3 Replies Latest reply on Aug 8, 2007 7:35 PM by norman.richards

    entity's lifecycle and jBPM

    vladimir.kovalyuk

      The question is "Can Seam+jBPM help with implementing entity's lifecycle?"
      Let's consider Document as an example of entity that has lifecycle. The states are as follows: Draft, Pending Verification, Pending Approval, Archived.

      From my perspective lifecycle is a graph with states and actions (transitions).
      Instance of entity is always in some state, beginning from start-state and ending with end-state.

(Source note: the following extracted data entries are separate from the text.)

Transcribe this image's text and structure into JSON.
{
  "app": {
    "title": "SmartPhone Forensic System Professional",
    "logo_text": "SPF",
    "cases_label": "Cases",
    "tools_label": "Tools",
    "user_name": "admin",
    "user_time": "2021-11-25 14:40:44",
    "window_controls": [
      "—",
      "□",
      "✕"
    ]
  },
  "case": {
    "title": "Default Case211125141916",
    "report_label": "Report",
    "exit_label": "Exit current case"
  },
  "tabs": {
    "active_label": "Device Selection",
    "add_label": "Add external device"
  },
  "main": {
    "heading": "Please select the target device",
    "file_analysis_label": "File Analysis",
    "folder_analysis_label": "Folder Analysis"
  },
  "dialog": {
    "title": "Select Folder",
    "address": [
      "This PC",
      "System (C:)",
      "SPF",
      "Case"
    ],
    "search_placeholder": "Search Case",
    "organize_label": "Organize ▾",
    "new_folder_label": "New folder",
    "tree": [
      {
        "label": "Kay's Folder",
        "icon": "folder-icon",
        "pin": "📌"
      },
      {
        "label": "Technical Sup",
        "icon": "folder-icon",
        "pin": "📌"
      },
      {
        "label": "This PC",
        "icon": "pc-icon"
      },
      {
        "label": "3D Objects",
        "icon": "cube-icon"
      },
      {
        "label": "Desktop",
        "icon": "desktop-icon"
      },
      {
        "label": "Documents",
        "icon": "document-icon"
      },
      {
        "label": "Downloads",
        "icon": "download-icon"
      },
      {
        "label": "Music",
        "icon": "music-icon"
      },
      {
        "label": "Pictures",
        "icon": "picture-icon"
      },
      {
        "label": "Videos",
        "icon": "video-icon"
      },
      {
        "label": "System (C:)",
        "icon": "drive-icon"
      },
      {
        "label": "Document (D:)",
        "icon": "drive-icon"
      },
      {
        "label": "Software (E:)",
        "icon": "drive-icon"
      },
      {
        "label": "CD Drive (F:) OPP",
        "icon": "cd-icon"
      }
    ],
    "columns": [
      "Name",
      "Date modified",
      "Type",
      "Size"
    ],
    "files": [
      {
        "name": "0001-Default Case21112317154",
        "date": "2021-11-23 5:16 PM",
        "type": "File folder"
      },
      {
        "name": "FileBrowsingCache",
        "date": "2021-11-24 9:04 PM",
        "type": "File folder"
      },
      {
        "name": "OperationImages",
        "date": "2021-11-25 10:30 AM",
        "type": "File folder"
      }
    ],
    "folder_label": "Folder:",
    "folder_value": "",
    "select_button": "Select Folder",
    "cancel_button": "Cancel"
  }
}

Any action promotes the instance to the next state.
      It seems that jBPM provides us with all means we need to implement lifecycle.
      (I saw definition where lifecycle was a reduced graph where states were on the line. jBPM can handle this case as well)

      My current understanding is as follows:
      1. Entity has field lifecycleId, it is essentially the id of process instance.
      2. Entity should keep current lifecycle state (for instance as a name of node).
      3. Action should signal the process and eventually entity's lifecycle state should be changed.

      From the UI perspective we're on the page where entity details are shown.
      There are lifecycle state and possible actions (as outgoing transitions from the state). When user clicks the link with an action the process instance is loaded and signal is sent.

      How could Seam handle such a scenario?

        • 1. Re: entity's lifecycle and jBPM

          The Jbpm process can handle the manage the persistent state changes. Normally with a process your indvidual tasks would be a bit larger, but there is really no reason that you couldn't simply show your tasks as links which signal the process. Look at the task list components for how to show the tasks and create proper links. You can start/end tasks with annotations or in pages.xml.

          It's really a very straightforward and simple use of jbpm. I don't see anything too complicated there.

          • 2. Re: entity's lifecycle and jBPM
            vladimir.kovalyuk

            My understanding is different.
            For instance once the author of a document completed with draft it might ask somebody to review the document. And the process of reviewing would be a normal business process. As the result of reviewing the document could be promoted to the next state. But, when it is being promoted the action assigned to the transition could perform whatever we want, for instance inform the people interested in the traking the document about the the fact that the document has been promoted. That's why I believe jBPM suites.

            Lifecyle is similar to state-diagram or timeline (It's matter of taste). I'd prefer not to see tasks in the Lifecycle graph.
            And what is important user can be happy looking at the picture. Tasks make the picture overcomplicated.

            • 3. Re: entity's lifecycle and jBPM

              Yes, jbpm fits it. Several of the example apps use Seam's jbpm integration to do very similar tasks. It works quite well. I think you'd want to do something similar to the DVDStore, except you want the UI to be more elegant than the very generic view there.